Из Внезапной, услышав стрельбу, Косоротов двинулся к Хасав-Юрту, а Гойтемир, узнав о приближении свежих русских сил, пошел им навстречу. У Воровской балки встретились и начали через балку перестреливаться. И снова Тиммерман взял 3 роты, 1 орудие и, поспешив вслед за Гойтемиром, ударил ему в спину.

Гойтемир бежал в горы. Русские потеряли 1 офицера убитым, 4 солдат ранеными и 5 контуженными.

25 мая вернулся Козловский. Косоротова с его пехотой вернул в крепость внезапную, а сотню донцов из полка № 28 оставил у себя.

На Линии ходил тревожные слухи, что Гойтемир держит русский лагерь в осаде и ждет самого Шамиля. Кумыки притихли, на полевые работы не выезжали, ждали нашествия Шамиля. Начальство Козловского соответственно накрутило и направило на помощь в Хасав-Юрт из Баташ-Юрта 2 орудия Донской № 1 батареи, а из Внезапной — запас снарядов и две роты Подольского егерского полка.

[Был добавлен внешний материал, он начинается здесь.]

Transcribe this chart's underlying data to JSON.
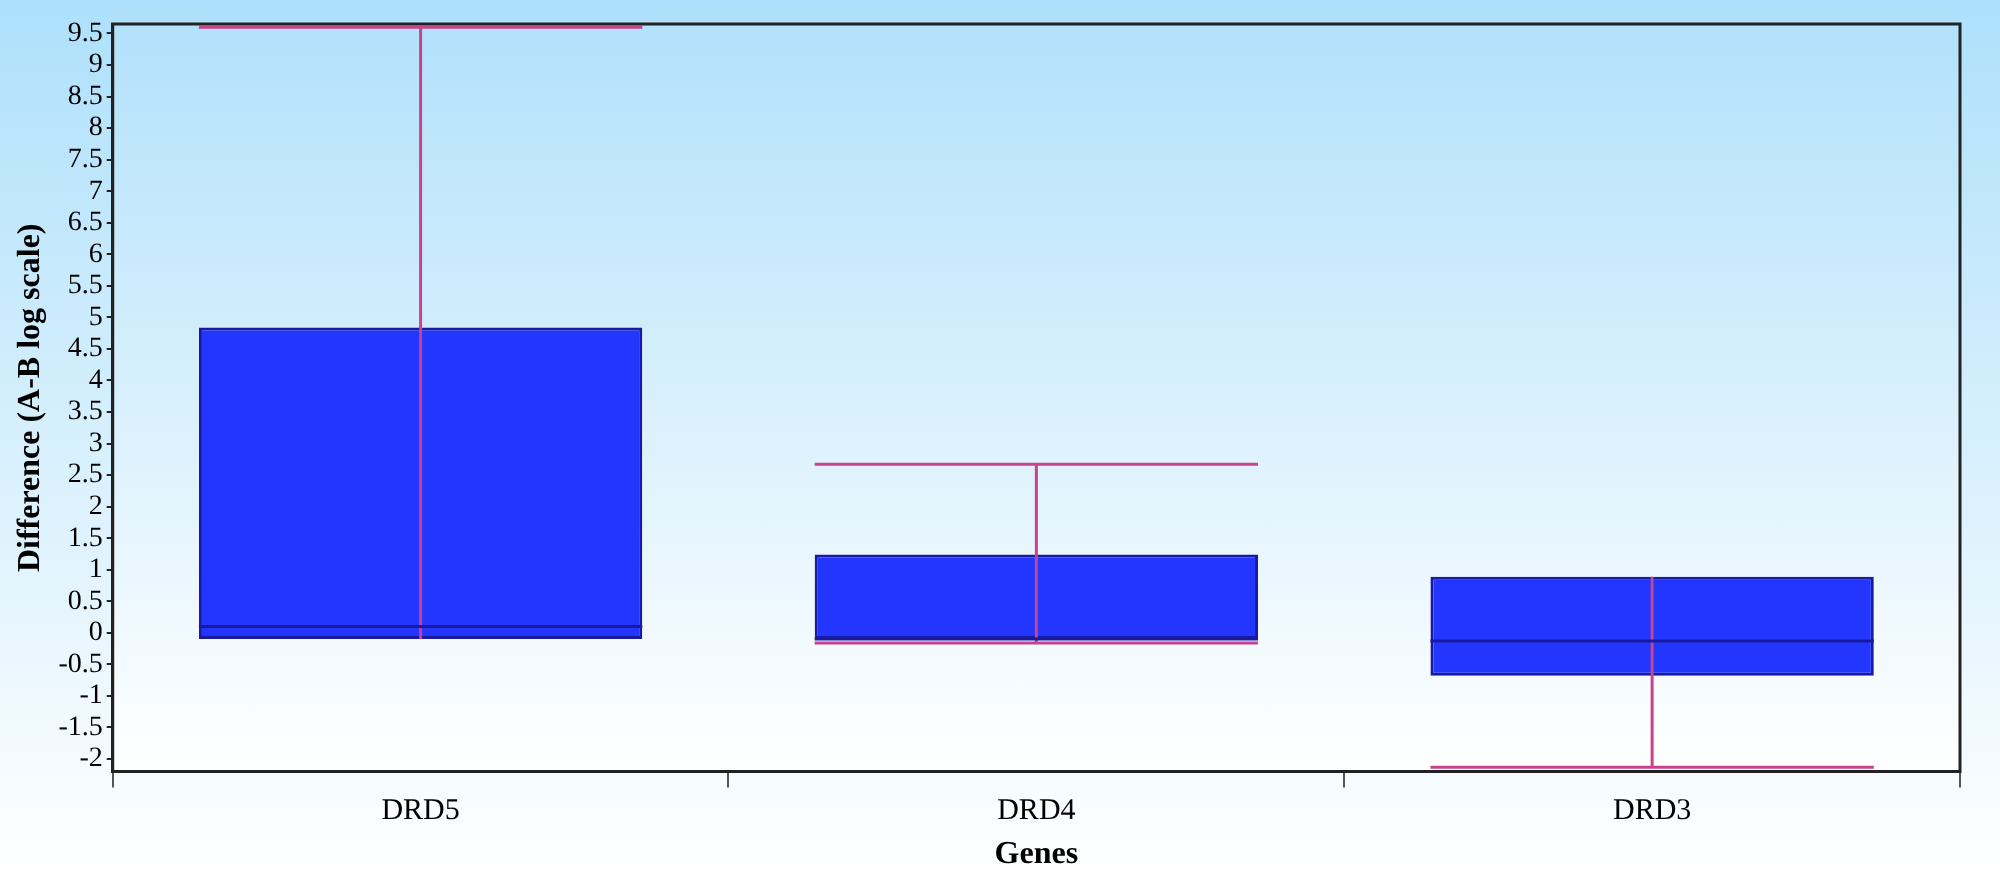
{
  "chart_data": {
    "type": "box",
    "xlabel": "Genes",
    "ylabel": "Difference (A-B log scale)",
    "categories": [
      "DRD5",
      "DRD4",
      "DRD3"
    ],
    "series": [
      {
        "color": "#2236ff",
        "boxes": [
          {
            "low": -0.1,
            "q1": -0.1,
            "median": 0.1,
            "q3": 4.84,
            "high": 9.6
          },
          {
            "low": -0.16,
            "q1": -0.1,
            "median": -0.1,
            "q3": 1.24,
            "high": 2.67
          },
          {
            "low": -2.13,
            "q1": -0.68,
            "median": -0.13,
            "q3": 0.89,
            "high": 0.89
          }
        ]
      }
    ],
    "ylim": [
      -2.2,
      9.65
    ],
    "yticks": [
      -2,
      -1.5,
      -1,
      -0.5,
      0,
      0.5,
      1,
      1.5,
      2,
      2.5,
      3,
      3.5,
      4,
      4.5,
      5,
      5.5,
      6,
      6.5,
      7,
      7.5,
      8,
      8.5,
      9,
      9.5
    ],
    "grid": false,
    "legend": false
  }
}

Козловский, потерявший на линии волосы и зубы, чувствовал, что Шамиль вряд ли явится. Приказал он дальше кусты вокруг лагеря вырубать. Однако от помощи не отказался.

26 мая Гойтемир снова явился под Хасав-Юрт (стан его был неподалеку, в Аджи-Гирей-Юрте, в 4 верстах) и загнал рубщиков и казачьи пикеты в лагерь. Зато с другой стороны к лагерю подошли молодцеватые батарейцы из Донской № 1 конной артиллерийской роты.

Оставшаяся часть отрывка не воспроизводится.